The Thabanchu column started at daybreak on the 30th of April, and when it was within three or four miles of Houtnek Poorte the enemy suddenly unmasked field guns and 'pom-poms,' and opened a long range fire with them from the east on the right flank of the marching troops. Colonel Bainbridge, with the 7th Corps of Mounted Infantry, wheeled up to contain this force of the enemy, and at the same time De Lisle--of polo fame--pushed forward boldly at a gallop with the 6th Corps and the New Zealanders, and seized a commanding position about 2,000 yards south of the actual nek. Colonel Legge, meanwhile advancing on the left front, noticed that Thoba Mountain was weakly held by the enemy, and thereupon ordered Kitchener's Horse to attack it, thus anticipating the order which the General was himself about to send. These dispositions, which were made on their own initiative by the various Mounted Infantry officers, enabled a deliberate view of the situation to be taken.

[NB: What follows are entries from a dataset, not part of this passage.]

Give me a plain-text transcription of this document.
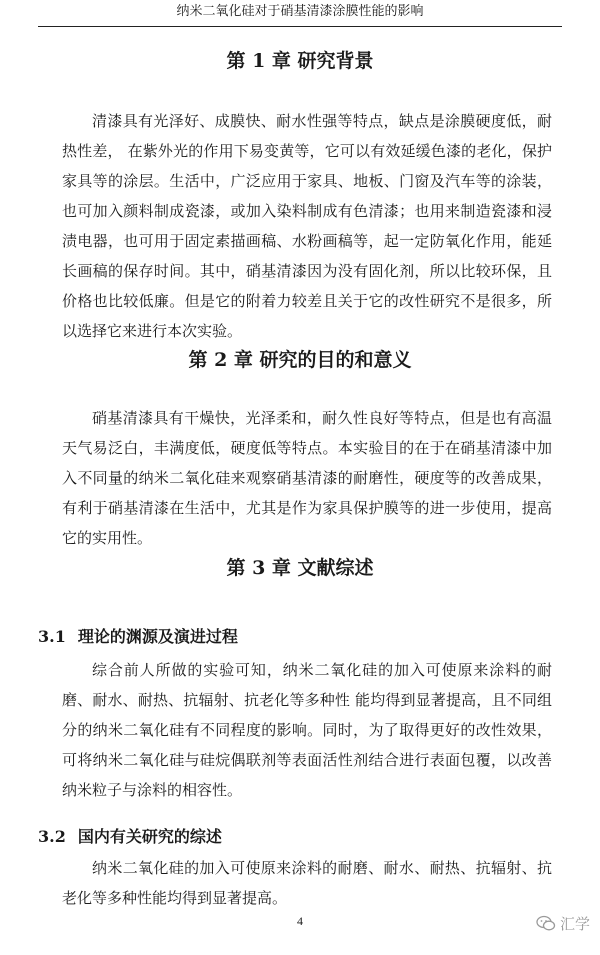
纳米二氧化硅对于硝基清漆涂膜性能的影响
第 1 章 研究背景

清漆具有光泽好、成膜快、耐水性强等特点，缺点是涂膜硬度低，耐热性差， 在紫外光的作用下易变黄等，它可以有效延缓色漆的老化，保护家具等的涂层。生活中，广泛应用于家具、地板、门窗及汽车等的涂装，也可加入颜料制成瓷漆，或加入染料制成有色清漆；也用来制造瓷漆和浸渍电器，也可用于固定素描画稿、水粉画稿等，起一定防氧化作用，能延长画稿的保存时间。其中，硝基清漆因为没有固化剂，所以比较环保，且价格也比较低廉。但是它的附着力较差且关于它的改性研究不是很多，所以选择它来进行本次实验。

第 2 章 研究的目的和意义

硝基清漆具有干燥快，光泽柔和，耐久性良好等特点，但是也有高温天气易泛白，丰满度低，硬度低等特点。本实验目的在于在硝基清漆中加入不同量的纳米二氧化硅来观察硝基清漆的耐磨性，硬度等的改善成果，有利于硝基清漆在生活中，尤其是作为家具保护膜等的进一步使用，提高它的实用性。

第 3 章 文献综述
3.1 理论的渊源及演进过程

综合前人所做的实验可知，纳米二氧化硅的加入可使原来涂料的耐磨、耐水、耐热、抗辐射、抗老化等多种性 能均得到显著提高，且不同组分的纳米二氧化硅有不同程度的影响。同时，为了取得更好的改性效果，可将纳米二氧化硅与硅烷偶联剂等表面活性剂结合进行表面包覆，以改善纳米粒子与涂料的相容性。

3.2 国内有关研究的综述

纳米二氧化硅的加入可使原来涂料的耐磨、耐水、耐热、抗辐射、抗老化等多种性能均得到显著提高。

4	汇学
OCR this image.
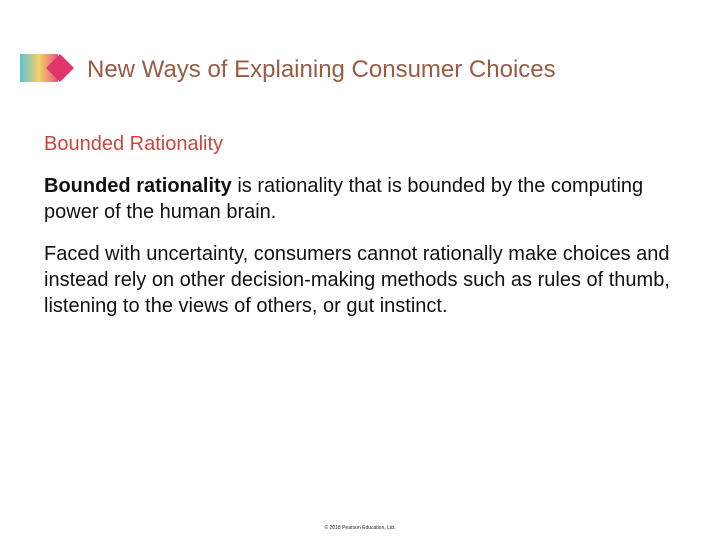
New Ways of Explaining Consumer Choices
Bounded Rationality

Bounded rationality is rationality that is bounded by the computing power of the human brain.

Faced with uncertainty, consumers cannot rationally make choices and instead rely on other decision-making methods such as rules of thumb, listening to the views of others, or gut instinct.

© 2018 Pearson Education, Ltd.
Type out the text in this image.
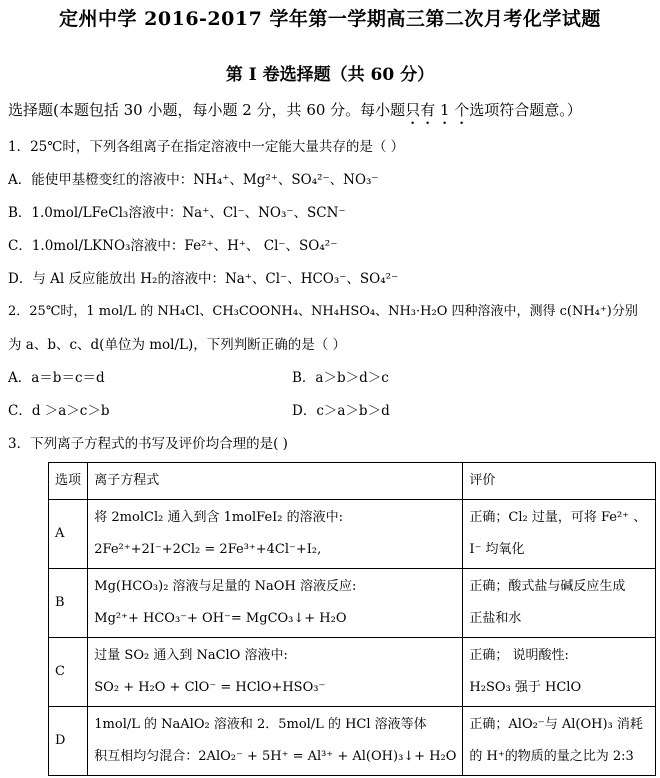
定州中学 2016-2017 学年第一学期高三第二次月考化学试题
第 I 卷选择题（共 60 分）
选择题(本题包括 30 小题，每小题 2 分，共 60 分。每小题只有 1 个选项符合题意。）
1．25℃时，下列各组离子在指定溶液中一定能大量共存的是（ ）
A．能使甲基橙变红的溶液中：NH₄⁺、Mg²⁺、SO₄²⁻、NO₃⁻
B．1.0mol/LFeCl₃溶液中：Na⁺、Cl⁻、NO₃⁻、SCN⁻
C．1.0mol/LKNO₃溶液中：Fe²⁺、H⁺、 Cl⁻、SO₄²⁻
D．与 Al 反应能放出 H₂的溶液中：Na⁺、Cl⁻、HCO₃⁻、SO₄²⁻
2．25℃时，1 mol/L 的 NH₄Cl、CH₃COONH₄、NH₄HSO₄、NH₃·H₂O 四种溶液中，测得 c(NH₄⁺)分别
为 a、b、c、d(单位为 mol/L)，下列判断正确的是（ ）
A．a＝b＝c＝d	B．a＞b＞d＞c
C．d ＞a＞c＞b	D．c＞a＞b＞d
3．下列离子方程式的书写及评价均合理的是( )
选项	离子方程式	评价
A	将 2molCl₂ 通入到含 1molFeI₂ 的溶液中:
2Fe²⁺+2I⁻+2Cl₂ = 2Fe³⁺+4Cl⁻+I₂,	正确；Cl₂ 过量，可将 Fe²⁺ 、
I⁻ 均氧化

B	Mg(HCO₃)₂ 溶液与足量的 NaOH 溶液反应:
Mg²⁺+ HCO₃⁻+ OH⁻= MgCO₃↓+ H₂O	正确；酸式盐与碱反应生成
正盐和水

C	过量 SO₂ 通入到 NaClO 溶液中:
SO₂ + H₂O + ClO⁻ = HClO+HSO₃⁻	正确； 说明酸性:
H₂SO₃ 强于 HClO

D	1mol/L 的 NaAlO₂ 溶液和 2．5mol/L 的 HCl 溶液等体
积互相均匀混合：2AlO₂⁻ + 5H⁺ = Al³⁺ + Al(OH)₃↓+ H₂O	正确；AlO₂⁻与 Al(OH)₃ 消耗
的 H⁺的物质的量之比为 2:3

The pass of Houtnek consists of two parallel grassy ridges separated by a smooth shallow valley a little more than a mile across, and devoid of cover. On the east the pass runs up into sharp rocky kopjes, strengthened by successive lines of stone walls trailing away towards the main laagers of the enemy. Both the centre and the left flank of the Boer position refused all opportunity of attack. The Dutch right was scarcely more encouraging. On the west of the pass rose the great mountain of Thoba, an uneven battlefield, better suited to Boers than to British troops. Yet as it was on Hamilton's safer flank, dominated the rest of the enemy's position, could be turned by mounted troops making a very wide detour, and being, moreover, the only way, the General resolved to attack it.